Regenerate all figures from data

cd Paper/figures
python fig1_invariant.py
python fig2_spin.py
python fig3_m87.py
python fig4_atlas.py
python fig5_uncertainty.py

Requires: matplotlib, numpy.

Recompile the paper

cd Paper
pdflatex Black_Hole_Ruler_V2_2025.tex
pdflatex Black_Hole_Ruler_V2_2025.tex

Quick data check

import pandas as pd

# Verify invariant
check = pd.read_csv("data/bh_ruler_check_2025.csv")
print(check[["Object", "Mass [M_sun]", "f_ISCO * t_g (dimensionless)"]])

# M87* sensitivity
sens = pd.read_csv("data/M87_RIAF_sensitivity_2025.csv")
print(sens[["Model", "mdot (dotM/dotM_Edd)", "P_BZ [erg/s]"]])

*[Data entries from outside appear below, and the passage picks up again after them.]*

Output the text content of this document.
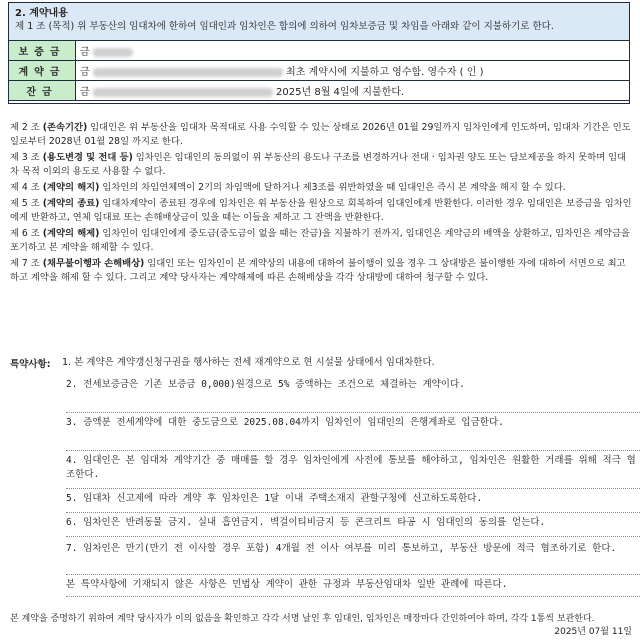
2. 계약내용
제 1 조 (목적) 위 부동산의 임대차에 한하여 임대인과 임차인은 합의에 의하여 임차보증금 및 차임을 아래와 같이 지불하기로 한다.
보증금	금
계약금	금 최초 계약시에 지불하고 영수함. 영수자 ( 인 )
잔금	금 2025년 8월 4일에 지불한다.
제 2 조 (존속기간) 임대인은 위 부동산을 임대차 목적대로 사용 수익할 수 있는 상태로 2026년 01월 29일까지 임차인에게 인도하며, 임대차 기간은 인도일로부터 2028년 01월 28일 까지로 한다.
제 3 조 (용도변경 및 전대 등) 임차인은 임대인의 동의없이 위 부동산의 용도나 구조를 변경하거나 전대 · 임차권 양도 또는 담보제공을 하지 못하며 임대차 목적 이외의 용도로 사용할 수 없다.
제 4 조 (계약의 해지) 임차인의 차임연체액이 2기의 차임액에 달하거나 제3조를 위반하였을 때 임대인은 즉시 본 계약을 해지 할 수 있다.
제 5 조 (계약의 종료) 임대차계약이 종료된 경우에 임차인은 위 부동산을 원상으로 회복하여 임대인에게 반환한다. 이러한 경우 임대인은 보증금을 임차인에게 반환하고, 연체 임대료 또는 손해배상금이 있을 때는 이들을 제하고 그 잔액을 반환한다.
제 6 조 (계약의 해제) 임차인이 임대인에게 중도금(중도금이 없을 때는 잔금)을 지불하기 전까지, 임대인은 계약금의 배액을 상환하고, 임차인은 계약금을 포기하고 본 계약을 해제할 수 있다.
제 7 조 (채무불이행과 손해배상) 임대인 또는 임차인이 본 계약상의 내용에 대하여 불이행이 있을 경우 그 상대방은 불이행한 자에 대하여 서면으로 최고하고 계약을 해제 할 수 있다. 그리고 계약 당사자는 계약해제에 따른 손해배상을 각각 상대방에 대하여 청구할 수 있다.
특약사항: 1. 본 계약은 계약갱신청구권을 행사하는 전세 재계약으로 현 시설물 상태에서 임대차한다.
2. 전세보증금은 기존 보증금 0,000)원경으로 5% 증액하는 조건으로 체결하는 계약이다.
3. 증액분 전세계약에 대한 중도금으로 2025.08.04까지 임차인이 임대인의 은행계좌로 입금한다.
4. 임대인은 본 임대차 계약기간 중 매매를 할 경우 임차인에게 사전에 통보를 해야하고, 임차인은 원활한 거래를 위해 적극 협조한다.
5. 임대차 신고제에 따라 계약 후 임차인은 1달 이내 주택소재지 관할구청에 신고하도록한다.
6. 임차인은 반려동물 금지. 실내 흡연금지. 벽걸이티비금지 등 콘크리트 타공 시 임대인의 동의를 얻는다.
7. 임차인은 만기(만기 전 이사할 경우 포함) 4개월 전 이사 여부를 미리 통보하고, 부동산 방문에 적극 협조하기로 한다.
본 특약사항에 기재되지 않은 사항은 민법상 계약이 관한 규정과 부동산임대차 일반 관례에 따른다.
본 계약을 증명하기 위하여 계약 당사자가 이의 없음을 확인하고 각각 서명 날인 후 임대인, 임차인은 매장마다 간인하여야 하며, 각각 1통씩 보관한다.
2025년 07월 11일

Quality Control & Provenance

  • Invariant verification: f_ISCO × t_g ≈ 0.01083 is checked automatically
  • Flexible schema handling: alternate column names are normalized before parsing
  • Survey metadata preservation: Class, Spin_Known, and Regime are retained when present
  • Accretion warnings: missing eta_eff or kappa produce explicit warning columns for the affected branch
  • Every table row can include provenance-style metadata for traceability

Contributing

Issues and pull requests are welcome. Please:

  1. Keep numeric changes reproducible.
  2. Update documentation when adding or changing accepted input schema.
  3. Run the invariant check (f_ISCO × t_g ≈ 0.01083) before submitting.
  4. Keep bhruler.py self-contained, since the single-file CLI is the main public interface.

Citation

If you use BHRuler or the accompanying datasets in your work, please cite:

Nagy, S. L. (2025). A Scale-Invariant Ruler for Black Holes: From Stellar-Mass to Ultra-Massive with Unified Uncertainties. Black Hole Ruler.

BibTeX

@software{Nagy2025BHRuler,
  author       = {Stephen L. Nagy},
  title        = {{A Scale-Invariant Ruler for Black Holes:
                   From Stellar-Mass to Ultra-Massive with Unified Uncertainties}},
  year         = {2025},
  version      = {2.1.1-survey},
  url          = {https://github.com/SNagy3/BHRuler},
  note         = {BHRuler software, data, and paper}
}

Topics

  • black-holes
  • astrophysics
  • astronomy
  • general-relativity
  • gravitational-waves
  • agn
  • x-ray-binaries
  • accretion
  • relativistic-jets
  • kerr-metric
  • isco
  • python
  • scientific-computing
  • scientific-python
  • data-science
  • simulation
  • reproducible-research
  • research
  • space
  • cosmology

License

This project is licensed under the MIT License. See LICENSE for details.